Opera, Blood, and Tears
The Life You Give: Sherrill Milnes
with the streaming of Verdi’s opera
in celebration of his life and music
January 10 at 9:30 pm EST
It is fitting that the career of this artist was launched in his native land, belying the notion that singers must work their way through the small European opera houses before earning the respect of American critics and audiences. It was at the quintessential American house, the New York City Opera, that Mr. Milnes made his first important debut in 1964, as Valentin in Gounod’s Faust opposite Norman Treigle as Mephistopheles. It was again in the role of Valentin that Mr. Milnes made his critically acclaimed debut at the Metropolitan Opera on December 22, 1965, an auspicious night that also featured the Met debut of Montserrat Caballé. He was launched to stardom, however, in 1968, when his riveting performance as Miller in Verdi’s Luisa Miller literally stopped the show at the Met and immediately made him the dominant baritone of his time.
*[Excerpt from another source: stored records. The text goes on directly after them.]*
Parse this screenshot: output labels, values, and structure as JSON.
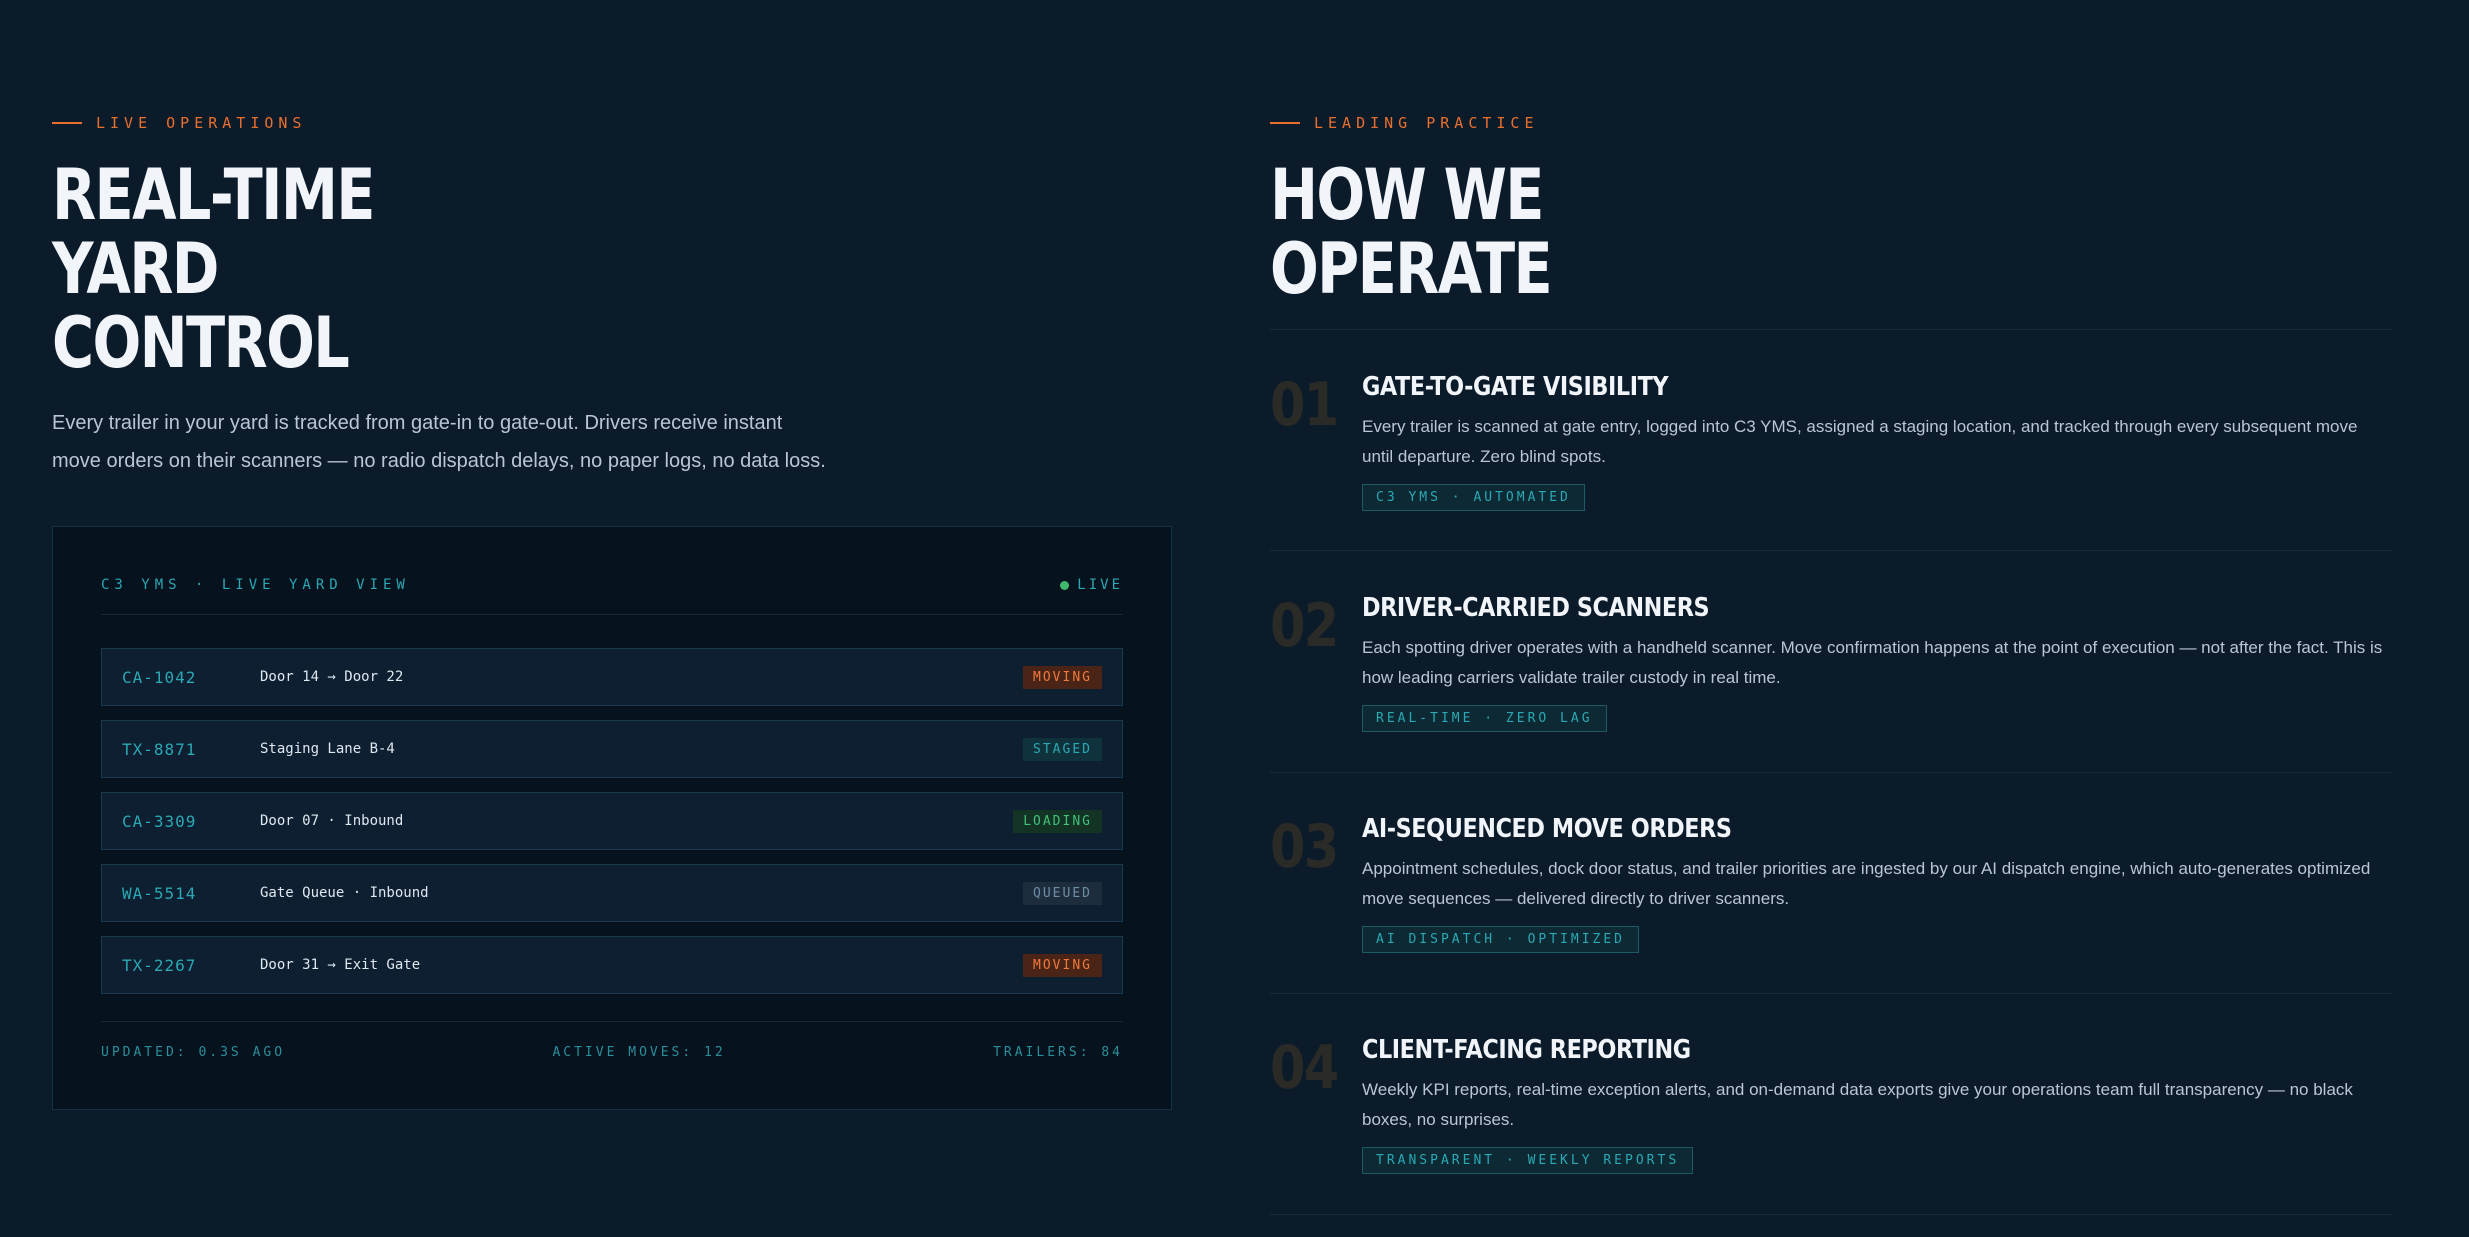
{
  "left": {
    "eyebrow": "LIVE OPERATIONS",
    "headline": [
      "REAL-TIME",
      "YARD",
      "CONTROL"
    ],
    "lead": "Every trailer in your yard is tracked from gate-in to gate-out. Drivers receive instant move orders on their scanners — no radio dispatch delays, no paper logs, no data loss.",
    "panel": {
      "title": "C3 YMS · LIVE YARD VIEW",
      "live_label": "LIVE",
      "rows": [
        {
          "id": "CA-1042",
          "location": "Door 14 → Door 22",
          "status": "MOVING",
          "kind": "moving"
        },
        {
          "id": "TX-8871",
          "location": "Staging Lane B-4",
          "status": "STAGED",
          "kind": "staged"
        },
        {
          "id": "CA-3309",
          "location": "Door 07 · Inbound",
          "status": "LOADING",
          "kind": "loading"
        },
        {
          "id": "WA-5514",
          "location": "Gate Queue · Inbound",
          "status": "QUEUED",
          "kind": "queued"
        },
        {
          "id": "TX-2267",
          "location": "Door 31 → Exit Gate",
          "status": "MOVING",
          "kind": "moving"
        }
      ],
      "footer": {
        "updated": "UPDATED: 0.3S AGO",
        "active_moves": "ACTIVE MOVES: 12",
        "trailers": "TRAILERS: 84"
      }
    }
  },
  "right": {
    "eyebrow": "LEADING PRACTICE",
    "headline": [
      "HOW WE",
      "OPERATE"
    ],
    "items": [
      {
        "num": "01",
        "title": "GATE-TO-GATE VISIBILITY",
        "desc": "Every trailer is scanned at gate entry, logged into C3 YMS, assigned a staging location, and tracked through every subsequent move until departure. Zero blind spots.",
        "tag": "C3 YMS · AUTOMATED"
      },
      {
        "num": "02",
        "title": "DRIVER-CARRIED SCANNERS",
        "desc": "Each spotting driver operates with a handheld scanner. Move confirmation happens at the point of execution — not after the fact. This is how leading carriers validate trailer custody in real time.",
        "tag": "REAL-TIME · ZERO LAG"
      },
      {
        "num": "03",
        "title": "AI-SEQUENCED MOVE ORDERS",
        "desc": "Appointment schedules, dock door status, and trailer priorities are ingested by our AI dispatch engine, which auto-generates optimized move sequences — delivered directly to driver scanners.",
        "tag": "AI DISPATCH · OPTIMIZED"
      },
      {
        "num": "04",
        "title": "CLIENT-FACING REPORTING",
        "desc": "Weekly KPI reports, real-time exception alerts, and on-demand data exports give your operations team full transparency — no black boxes, no surprises.",
        "tag": "TRANSPARENT · WEEKLY REPORTS"
      }
    ]
  }
}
Mr. Milnes began his international career with a triumphant Macbeth at the Vienna Staatsoper, and in time would conquer all of the great opera capitals of the world, singing at the Royal Opera, Covent Garden; La Scala in Milan; Berlin’s Deutsche Oper; the Paris Opera; the famed Teatro Colon in Buenos Aires; the Liceu in Barcelona; the Bavarian State Opera in Munich; the Salzburg Festival; the Hamburg Opera and Moscow’s Bolshoi Theatre. He also appeared with New York City Opera, San Francisco Opera, Lyric Opera of Chicago, and the opera companies of Pittsburgh, San Diego, Miami, and Denver, among others in the United States. At the Metropolitan Opera, he sang 652 performances from 1965 to 1997, including the Met’s 1991 gala celebrating its 25th anniversary at Lincoln Center, which was released by Deutsche Grammophon on DVD.
Throughout his remarkable career, Mr. Milnes showed an affinity for Verdi, whose works formed the cornerstone of a repertoire of some 70 roles. Those included the lead baritone roles in Otello, Don Carlo, Aida, La Traviata, Il Trovatore, La Forza del Destino, Luisa Miller, Ernani, and Un Ballo in Maschera, as well as the monumental title roles of Rigoletto, Simon Boccanegra, Macbeth, and Nabucco, all sung to overwhelming acclaim. He also triumphed as Mozart’s Don Giovanni, Escamillo in Bizet’s Carmen, Figaro in Rossini’s Il Barbiere di Siviglia, Scarpia in Puccini’s Tosca and Jack Rance in La Fanciulla del West, Ambroise Thomas’s Hamlet, Athanaël in Massenet’s Thaïs, and the title role of Henry VIII by Saint-Saëns, among many others. He continued to expand his vast operatic repertoire to include new roles, including the title role in Verdi’s Falstaff, Count Westmoreland in Wolf-Ferrari’s Sly, Judge Turpin in Sondheim’s Sweeney Todd, the title role in Puccini’s Gianni Schicchi, and Ajax in Georges Antheil’s Transatlantic (United States premiere).
Mr. Milnes appeared with the great orchestras of North America and Europe, sang on the world’s major recital stages, and performed for every U.S. President from Gerald Ford to George W. Bush. Conducting added another dimension to his multi-faceted career; highlights include the acclaimed recording Domingo Conducts Milnes! Milnes Conducts Domingo!, Mendelssohn’s Elijah at Carnegie Hall (which marked his New York conducting debut), and Aida with Opera Memphis (his operatic debut).
Source: Sherrill Milnes
The Verdi baritone is almost a vocal type in and of itself. These roles require outstanding breath control as well as the ability not only to sing strong high notes, but to sing for extended periods in the upper part of the baritone range. Milnes had both of these, and for a while even considered a career as a Wagner tenor rather than a baritone. His timbre was not to all tastes, but his vocal gifts, musicality, and powerful stage presence made him the leading baritone at the Met, where most of his career was focused.
During the 1980s, he underwent a vocal crisis, and made relatively few operatic appearances afterwards (having more or less reached retirement age) though he remained active as an oratorio singer and recitalist, as well as a conductor.
by Anne Feeney / Source: all music
2 thoughts on “The Live You Give: Sherrill Milnes *1935”
As a total opera neophyte, the information you provide is so helpful in coming to an understanding of the artists you spotlight. Thank you Sila.
Your joy makes it worth putting the effort into sharing more than mere music.